Subsampling a fastq file
When I was googling, I found a kind tutorial on how to do this. Thanks to it, I got a thing to start from and watch in awe how smart reservoir sampling is.
The original command from the tutorial is:
paste forward.fastq reverse.fastq | awk '{ printf("%s",$0); n++; if(n%4==0) { printf("\n");} else { printf("\t");} }' |
awk -v k=10000 'BEGIN{srand(systime() + PROCINFO["pid"]);}{s=x++<k?x- 1:int(rand()*x);if(s<k)R[s]=$0}END{for(i in R)print R[i]}' |
awk -F"\t" '{print $1"\n"$3"\n"$5"\n"$7 > "forward_sub.fastq";print $2"\n"$4"\n"$6"\n"$8 > "reverse_sub.fastq"}'
This command will:
paste
the fastq to keep the paired reads together.- Use
awk
to concatenate every 4 lines in one line, separated by tab (Because in a fastq file, a read is comprised of 4 lines). - Let’s say I want only 10,000 reads: I set k as
10,000. In the
BEGIN
block, and I set random seed withsrand()
. Then, it’s show time for reservoir sampling: I take the first k-1 row, and then for every coming row, the nth row has a chance of k/n of being selected and stored in an arrayR
. - Because we concatenated first the two files with
paste
and thenawk
in step 2, we now useawk
again to extract every odd field (forward read) and even field (reverse read) separately, and redirect them into forward_sub.fastq and reverse_sub.fastq respectively.
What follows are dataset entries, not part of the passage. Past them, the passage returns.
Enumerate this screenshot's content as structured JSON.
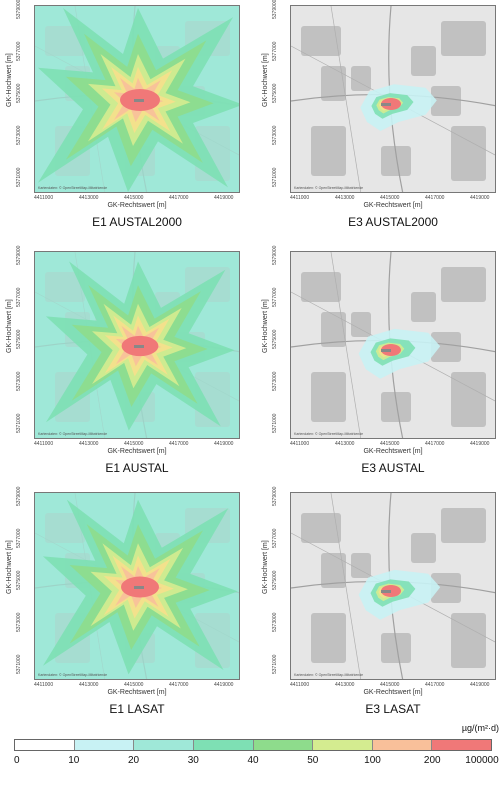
{
  "panels": [
    {
      "id": "e1-austal2000",
      "title": "E1 AUSTAL2000",
      "variant": "e1",
      "plume_scale": 1.0
    },
    {
      "id": "e3-austal2000",
      "title": "E3 AUSTAL2000",
      "variant": "e3",
      "plume_scale": 0.45
    },
    {
      "id": "e1-austal",
      "title": "E1 AUSTAL",
      "variant": "e1",
      "plume_scale": 0.92
    },
    {
      "id": "e3-austal",
      "title": "E3 AUSTAL",
      "variant": "e3",
      "plume_scale": 0.48
    },
    {
      "id": "e1-lasat",
      "title": "E1 LASAT",
      "variant": "e1",
      "plume_scale": 0.95
    },
    {
      "id": "e3-lasat",
      "title": "E3 LASAT",
      "variant": "e3",
      "plume_scale": 0.48
    }
  ],
  "axes": {
    "xlabel": "GK-Rechtswert [m]",
    "ylabel": "GK-Hochwert [m]",
    "xticks": [
      "4411000",
      "4413000",
      "4415000",
      "4417000",
      "4419000"
    ],
    "yticks": [
      "5371000",
      "5373000",
      "5375000",
      "5377000",
      "5379000"
    ]
  },
  "attribution": "Kartendaten: © OpenStreetMap-Mitwirkende",
  "legend": {
    "unit": "µg/(m²·d)",
    "labels": [
      "0",
      "10",
      "20",
      "30",
      "40",
      "50",
      "100",
      "200",
      "100000"
    ],
    "colors": [
      "#ffffff",
      "#c8f2f4",
      "#9fe8d8",
      "#7ee0b4",
      "#8edc8c",
      "#d4ec90",
      "#f6e08c",
      "#f9c09a",
      "#f07878"
    ]
  }
}
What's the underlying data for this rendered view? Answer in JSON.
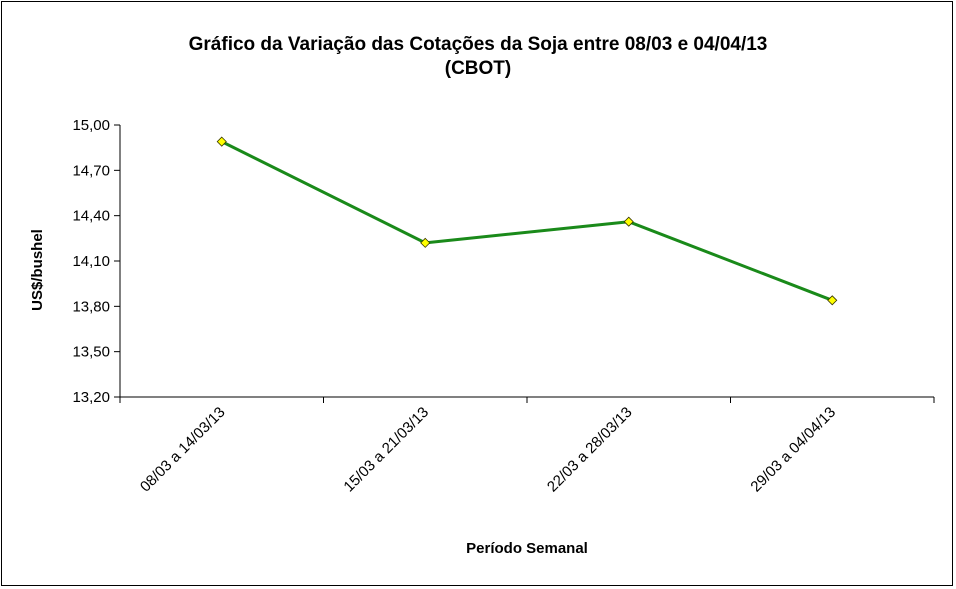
{
  "chart_data": {
    "type": "line",
    "title": "Gráfico da Variação das Cotações da Soja entre 08/03 e 04/04/13",
    "subtitle": "(CBOT)",
    "xlabel": "Período Semanal",
    "ylabel": "US$/bushel",
    "ylim": [
      13.2,
      15.0
    ],
    "yticks": [
      "15,00",
      "14,70",
      "14,40",
      "14,10",
      "13,80",
      "13,50",
      "13,20"
    ],
    "ytick_values": [
      15.0,
      14.7,
      14.4,
      14.1,
      13.8,
      13.5,
      13.2
    ],
    "categories": [
      "08/03 a 14/03/13",
      "15/03 a 21/03/13",
      "22/03 a 28/03/13",
      "29/03 a 04/04/13"
    ],
    "series": [
      {
        "values": [
          14.89,
          14.22,
          14.36,
          13.84
        ],
        "color": "#1a8a1a",
        "marker_color": "#ffff00"
      }
    ],
    "grid": false,
    "legend": "none"
  }
}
This script troubled me a bit because it sometimes draws k samples and other times only k-1 samples, so I ended up checking the definition of the sampling method and felt it is more appropriate to take the first k row instead of k-1 row in step 3.
Another challenge I encountered is that, in the command above, the
selected k reads were stored in an array until the end of the program.
If k reads already outsize your RAM, the command failed somewhere when
there was no longer any space for the array to grow (with an odd error
message killed
).
My solution here is to draw sample to generate a list of picked lines first, and then for every line, we check if it is picked. If it is, we write it to a file. After that, we do aforementioned step 4 to extract the fields into separate fastq files.
paste forward.fastq reverse.fastq |\
awk '{ printf("%s",$0); n++; if(n%4==0) { printf("\n");} else { printf("\t");} }' |\
# Pick random sample from line numbers first
awk -v k=423549353 'BEGIN{ srand(systime() + PROCINFO["pid"]);\
for(i = 1; i <=847098706 ; i++) { s= i<=k?i-1:int(rand()*i);\
if(s<k) R[s]=i}; n=asort(R)}\
# Check the line numbers
{if(NR==1) co=1; if(NR == R[co]) {print $0 >> "temp.fastq";co++}}'
# Reformat the subsampled file
awk -F"\t" '{print $1"\n"$3"\n"$5"\n"$7 > "forward_sub.fastq";\print $2"\n"$4"\n"$6"\n"$8 > "reverse_sub.fastq"}' temp.fastq
Last update: 2022-06-04
Special thanks to Tien Du for catching a syntax error in this post!